Understanding Supplier Assignment to Areas

Before you run the Lot Start process, you must set up supplier assignments. When assigning a supplier to an area, you assign the supplier to a trade code, such as framing, labor, plumbing, or electrical. Within an area, you also can assign a supplier to a specific community, phase, lot, and option. You can specify when a supplier is available through the use of effective and expiration dates. You can also use these date fields to perform historical analysis on supplier assignment records. You can also specify whether a supplier belongs to a national purchasing area, community, and phase. The National Purchasing functionality enables you to group suppliers into a higher purchasing level to facilitate a national commodity-based approach to procurement.

For bids that do not have preferred subcontractor, the Lot Start process first retrieves the trade code that is attached to the cost code. The Lot Start process uses this trade code to select the best-matched supplier and uses that supplier's price. If you enter 1 in the Assignment Status field, the supplier TBD functionality is eligible.

For takeoffs, the Lot Start process also retrieves the trade code that is attached to the cost code. When the system processes the cost code, it stores the trade code as category code 1. The Lot Start process selects the supplier that is associated with that trade code and uses that supplier's price. If you enter 2 in the Assignment Status field, the supplier TBD functionality is enabled for takeoffs.

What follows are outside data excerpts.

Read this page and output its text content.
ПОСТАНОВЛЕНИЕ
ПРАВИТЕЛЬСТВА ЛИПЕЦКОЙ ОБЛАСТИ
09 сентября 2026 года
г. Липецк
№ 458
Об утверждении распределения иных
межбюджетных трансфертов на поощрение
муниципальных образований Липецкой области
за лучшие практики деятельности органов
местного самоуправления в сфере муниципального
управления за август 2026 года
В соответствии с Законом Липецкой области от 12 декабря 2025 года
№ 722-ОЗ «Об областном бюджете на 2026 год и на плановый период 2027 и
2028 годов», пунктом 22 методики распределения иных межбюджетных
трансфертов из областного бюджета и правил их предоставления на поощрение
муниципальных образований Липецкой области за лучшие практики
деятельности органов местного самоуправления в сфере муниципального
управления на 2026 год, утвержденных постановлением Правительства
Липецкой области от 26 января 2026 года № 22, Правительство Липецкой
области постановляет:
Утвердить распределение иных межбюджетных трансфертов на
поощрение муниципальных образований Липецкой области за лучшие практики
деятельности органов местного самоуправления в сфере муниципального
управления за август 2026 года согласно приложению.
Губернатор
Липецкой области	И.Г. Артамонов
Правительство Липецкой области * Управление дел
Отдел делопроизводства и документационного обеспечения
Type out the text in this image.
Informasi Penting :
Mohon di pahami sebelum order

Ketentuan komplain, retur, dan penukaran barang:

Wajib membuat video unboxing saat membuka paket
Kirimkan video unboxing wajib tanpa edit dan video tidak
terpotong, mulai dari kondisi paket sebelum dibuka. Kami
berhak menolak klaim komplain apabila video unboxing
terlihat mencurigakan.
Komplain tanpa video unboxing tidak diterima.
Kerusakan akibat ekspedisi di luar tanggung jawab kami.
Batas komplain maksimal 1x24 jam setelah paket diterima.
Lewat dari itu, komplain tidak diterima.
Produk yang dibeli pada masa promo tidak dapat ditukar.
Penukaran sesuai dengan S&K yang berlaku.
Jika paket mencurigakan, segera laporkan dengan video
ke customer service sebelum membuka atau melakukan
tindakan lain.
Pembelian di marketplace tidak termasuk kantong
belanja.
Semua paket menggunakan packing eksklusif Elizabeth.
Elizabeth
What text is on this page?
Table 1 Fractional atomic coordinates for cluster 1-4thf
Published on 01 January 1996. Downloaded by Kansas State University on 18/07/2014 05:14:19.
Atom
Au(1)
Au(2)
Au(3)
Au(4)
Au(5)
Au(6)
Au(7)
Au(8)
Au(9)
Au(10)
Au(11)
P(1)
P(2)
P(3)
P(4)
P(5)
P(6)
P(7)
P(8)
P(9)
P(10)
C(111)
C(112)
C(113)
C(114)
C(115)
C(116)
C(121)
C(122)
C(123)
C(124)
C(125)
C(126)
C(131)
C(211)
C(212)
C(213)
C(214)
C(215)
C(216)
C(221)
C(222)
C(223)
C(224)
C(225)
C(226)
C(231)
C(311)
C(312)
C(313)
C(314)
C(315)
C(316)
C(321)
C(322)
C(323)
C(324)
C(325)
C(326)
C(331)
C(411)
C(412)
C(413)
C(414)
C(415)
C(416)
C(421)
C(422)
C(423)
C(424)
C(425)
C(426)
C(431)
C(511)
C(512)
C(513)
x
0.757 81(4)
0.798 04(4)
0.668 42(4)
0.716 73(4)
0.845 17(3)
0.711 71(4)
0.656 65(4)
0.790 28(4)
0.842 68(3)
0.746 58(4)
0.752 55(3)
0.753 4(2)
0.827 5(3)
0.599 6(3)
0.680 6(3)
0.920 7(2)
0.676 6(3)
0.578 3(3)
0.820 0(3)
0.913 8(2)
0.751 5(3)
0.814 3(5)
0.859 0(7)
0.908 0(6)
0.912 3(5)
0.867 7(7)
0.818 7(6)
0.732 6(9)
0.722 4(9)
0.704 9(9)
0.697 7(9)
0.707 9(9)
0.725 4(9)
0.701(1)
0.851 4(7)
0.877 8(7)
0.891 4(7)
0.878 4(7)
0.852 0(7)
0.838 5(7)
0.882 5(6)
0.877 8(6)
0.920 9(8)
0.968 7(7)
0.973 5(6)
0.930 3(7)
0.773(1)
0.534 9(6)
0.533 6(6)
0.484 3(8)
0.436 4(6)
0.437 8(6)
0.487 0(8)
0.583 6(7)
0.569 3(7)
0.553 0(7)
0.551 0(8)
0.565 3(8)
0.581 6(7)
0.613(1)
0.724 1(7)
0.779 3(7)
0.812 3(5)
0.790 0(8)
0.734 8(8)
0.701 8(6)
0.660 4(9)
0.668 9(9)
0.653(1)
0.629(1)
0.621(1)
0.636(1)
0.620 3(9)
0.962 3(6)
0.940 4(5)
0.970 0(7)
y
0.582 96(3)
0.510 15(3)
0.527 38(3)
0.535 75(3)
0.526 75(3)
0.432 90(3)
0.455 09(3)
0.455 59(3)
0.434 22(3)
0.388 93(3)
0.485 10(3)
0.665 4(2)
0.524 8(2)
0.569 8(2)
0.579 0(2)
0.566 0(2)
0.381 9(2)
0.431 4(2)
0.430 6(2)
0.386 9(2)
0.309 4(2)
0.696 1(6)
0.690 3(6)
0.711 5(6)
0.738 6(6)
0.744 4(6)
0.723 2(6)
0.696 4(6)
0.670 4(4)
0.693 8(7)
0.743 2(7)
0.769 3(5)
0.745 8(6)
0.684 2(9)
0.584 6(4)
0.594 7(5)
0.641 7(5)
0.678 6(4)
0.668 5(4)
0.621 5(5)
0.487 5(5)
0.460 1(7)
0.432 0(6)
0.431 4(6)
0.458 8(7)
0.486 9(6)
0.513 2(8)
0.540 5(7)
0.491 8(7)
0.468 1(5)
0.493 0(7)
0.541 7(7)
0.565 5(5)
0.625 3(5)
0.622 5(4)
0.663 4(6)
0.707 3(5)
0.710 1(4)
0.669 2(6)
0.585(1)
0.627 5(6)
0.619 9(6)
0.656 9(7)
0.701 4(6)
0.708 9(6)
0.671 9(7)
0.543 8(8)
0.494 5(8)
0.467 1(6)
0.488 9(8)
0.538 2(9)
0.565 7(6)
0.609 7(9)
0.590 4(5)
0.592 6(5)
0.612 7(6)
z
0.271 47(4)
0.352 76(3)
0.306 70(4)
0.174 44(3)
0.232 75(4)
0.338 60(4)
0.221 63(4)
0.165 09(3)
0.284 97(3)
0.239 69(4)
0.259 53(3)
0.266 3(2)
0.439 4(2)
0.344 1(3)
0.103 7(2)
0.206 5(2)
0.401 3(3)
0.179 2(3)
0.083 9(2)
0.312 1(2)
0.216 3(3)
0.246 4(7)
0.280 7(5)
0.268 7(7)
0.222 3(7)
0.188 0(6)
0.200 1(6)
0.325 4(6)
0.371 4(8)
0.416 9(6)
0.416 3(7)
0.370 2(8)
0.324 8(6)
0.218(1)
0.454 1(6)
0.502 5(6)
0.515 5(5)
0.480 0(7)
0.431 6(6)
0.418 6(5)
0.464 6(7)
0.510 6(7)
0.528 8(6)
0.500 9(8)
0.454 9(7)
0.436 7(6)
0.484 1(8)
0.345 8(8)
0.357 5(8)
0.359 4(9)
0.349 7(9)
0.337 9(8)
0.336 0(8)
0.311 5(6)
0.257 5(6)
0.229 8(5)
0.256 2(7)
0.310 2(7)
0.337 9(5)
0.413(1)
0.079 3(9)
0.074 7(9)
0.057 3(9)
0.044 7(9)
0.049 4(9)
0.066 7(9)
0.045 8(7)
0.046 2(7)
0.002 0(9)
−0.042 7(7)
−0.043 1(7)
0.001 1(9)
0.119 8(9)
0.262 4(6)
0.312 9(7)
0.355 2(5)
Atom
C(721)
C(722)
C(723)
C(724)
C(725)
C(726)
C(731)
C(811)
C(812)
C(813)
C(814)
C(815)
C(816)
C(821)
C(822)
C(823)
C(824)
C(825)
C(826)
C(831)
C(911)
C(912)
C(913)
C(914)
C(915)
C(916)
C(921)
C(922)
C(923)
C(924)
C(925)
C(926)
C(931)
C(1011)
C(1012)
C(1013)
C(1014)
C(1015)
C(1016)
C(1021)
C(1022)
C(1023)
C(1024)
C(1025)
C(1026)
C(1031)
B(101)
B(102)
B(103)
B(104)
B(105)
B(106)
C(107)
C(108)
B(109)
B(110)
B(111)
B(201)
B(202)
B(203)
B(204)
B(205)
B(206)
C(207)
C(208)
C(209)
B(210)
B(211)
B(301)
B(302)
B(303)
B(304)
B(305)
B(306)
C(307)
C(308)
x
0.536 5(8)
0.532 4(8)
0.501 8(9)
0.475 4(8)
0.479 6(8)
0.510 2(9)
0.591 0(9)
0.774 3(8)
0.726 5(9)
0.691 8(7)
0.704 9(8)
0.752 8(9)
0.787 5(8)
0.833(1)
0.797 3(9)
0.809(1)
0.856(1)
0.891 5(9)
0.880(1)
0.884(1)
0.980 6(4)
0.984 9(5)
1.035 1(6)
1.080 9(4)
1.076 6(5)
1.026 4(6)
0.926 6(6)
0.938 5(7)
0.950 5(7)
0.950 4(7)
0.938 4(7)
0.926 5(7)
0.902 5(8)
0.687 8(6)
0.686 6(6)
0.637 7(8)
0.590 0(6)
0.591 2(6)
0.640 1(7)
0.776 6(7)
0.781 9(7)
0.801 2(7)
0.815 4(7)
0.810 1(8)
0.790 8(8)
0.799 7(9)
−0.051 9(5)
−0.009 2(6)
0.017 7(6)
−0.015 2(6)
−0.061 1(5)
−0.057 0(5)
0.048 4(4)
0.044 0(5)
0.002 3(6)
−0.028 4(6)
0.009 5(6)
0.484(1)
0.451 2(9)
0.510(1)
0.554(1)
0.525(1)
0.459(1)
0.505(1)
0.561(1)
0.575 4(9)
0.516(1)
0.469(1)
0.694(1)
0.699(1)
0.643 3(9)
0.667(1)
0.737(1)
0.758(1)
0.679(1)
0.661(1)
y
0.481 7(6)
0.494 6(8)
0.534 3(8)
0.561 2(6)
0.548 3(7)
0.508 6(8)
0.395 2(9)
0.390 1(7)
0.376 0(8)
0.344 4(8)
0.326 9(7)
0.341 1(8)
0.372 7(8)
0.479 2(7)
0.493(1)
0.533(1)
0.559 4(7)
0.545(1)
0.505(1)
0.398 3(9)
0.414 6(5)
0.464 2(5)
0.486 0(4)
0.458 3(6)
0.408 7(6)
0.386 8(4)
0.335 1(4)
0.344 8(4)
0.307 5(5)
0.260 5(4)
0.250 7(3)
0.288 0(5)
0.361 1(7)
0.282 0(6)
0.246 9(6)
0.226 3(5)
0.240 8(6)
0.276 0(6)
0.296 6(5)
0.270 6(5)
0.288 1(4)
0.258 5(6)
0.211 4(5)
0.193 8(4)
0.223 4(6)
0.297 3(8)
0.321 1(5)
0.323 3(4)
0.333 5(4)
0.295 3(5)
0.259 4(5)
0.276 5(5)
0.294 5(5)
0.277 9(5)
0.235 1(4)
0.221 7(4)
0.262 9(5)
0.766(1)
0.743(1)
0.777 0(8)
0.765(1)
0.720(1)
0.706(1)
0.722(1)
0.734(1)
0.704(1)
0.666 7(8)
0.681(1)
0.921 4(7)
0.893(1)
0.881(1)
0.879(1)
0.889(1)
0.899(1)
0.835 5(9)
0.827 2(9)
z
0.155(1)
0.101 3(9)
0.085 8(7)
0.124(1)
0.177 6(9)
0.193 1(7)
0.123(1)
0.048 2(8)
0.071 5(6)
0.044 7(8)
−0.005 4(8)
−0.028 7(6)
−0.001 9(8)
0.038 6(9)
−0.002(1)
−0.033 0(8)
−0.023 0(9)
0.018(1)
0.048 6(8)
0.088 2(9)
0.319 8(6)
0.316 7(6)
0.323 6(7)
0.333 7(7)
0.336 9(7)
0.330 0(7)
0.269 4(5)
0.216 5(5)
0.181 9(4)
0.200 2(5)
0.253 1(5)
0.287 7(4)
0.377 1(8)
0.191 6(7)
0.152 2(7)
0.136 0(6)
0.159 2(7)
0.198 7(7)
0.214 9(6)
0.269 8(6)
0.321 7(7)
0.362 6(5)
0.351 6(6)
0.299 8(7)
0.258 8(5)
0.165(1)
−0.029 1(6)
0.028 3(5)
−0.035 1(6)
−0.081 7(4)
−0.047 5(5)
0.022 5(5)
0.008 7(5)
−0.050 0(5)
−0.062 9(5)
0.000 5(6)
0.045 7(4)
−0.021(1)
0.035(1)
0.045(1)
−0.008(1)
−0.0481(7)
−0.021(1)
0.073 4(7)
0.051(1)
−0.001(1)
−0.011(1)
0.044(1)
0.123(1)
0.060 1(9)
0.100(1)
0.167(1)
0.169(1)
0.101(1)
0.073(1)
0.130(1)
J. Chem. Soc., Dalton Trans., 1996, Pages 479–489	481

If the assignment status 2 is assigned to more than one supplier in a trade code community combination for takeoffs, then the system issues an error message.

If you assign multiple suppliers with the same trade code to the same community, phase, lot, and so on, the Lot Start process selects all bids and takeoffs from all of the suppliers.

The system stores supplier assignment information in the Vendor Assignment table (F44H604) and Vendor Assignment Workfile (F44H604W).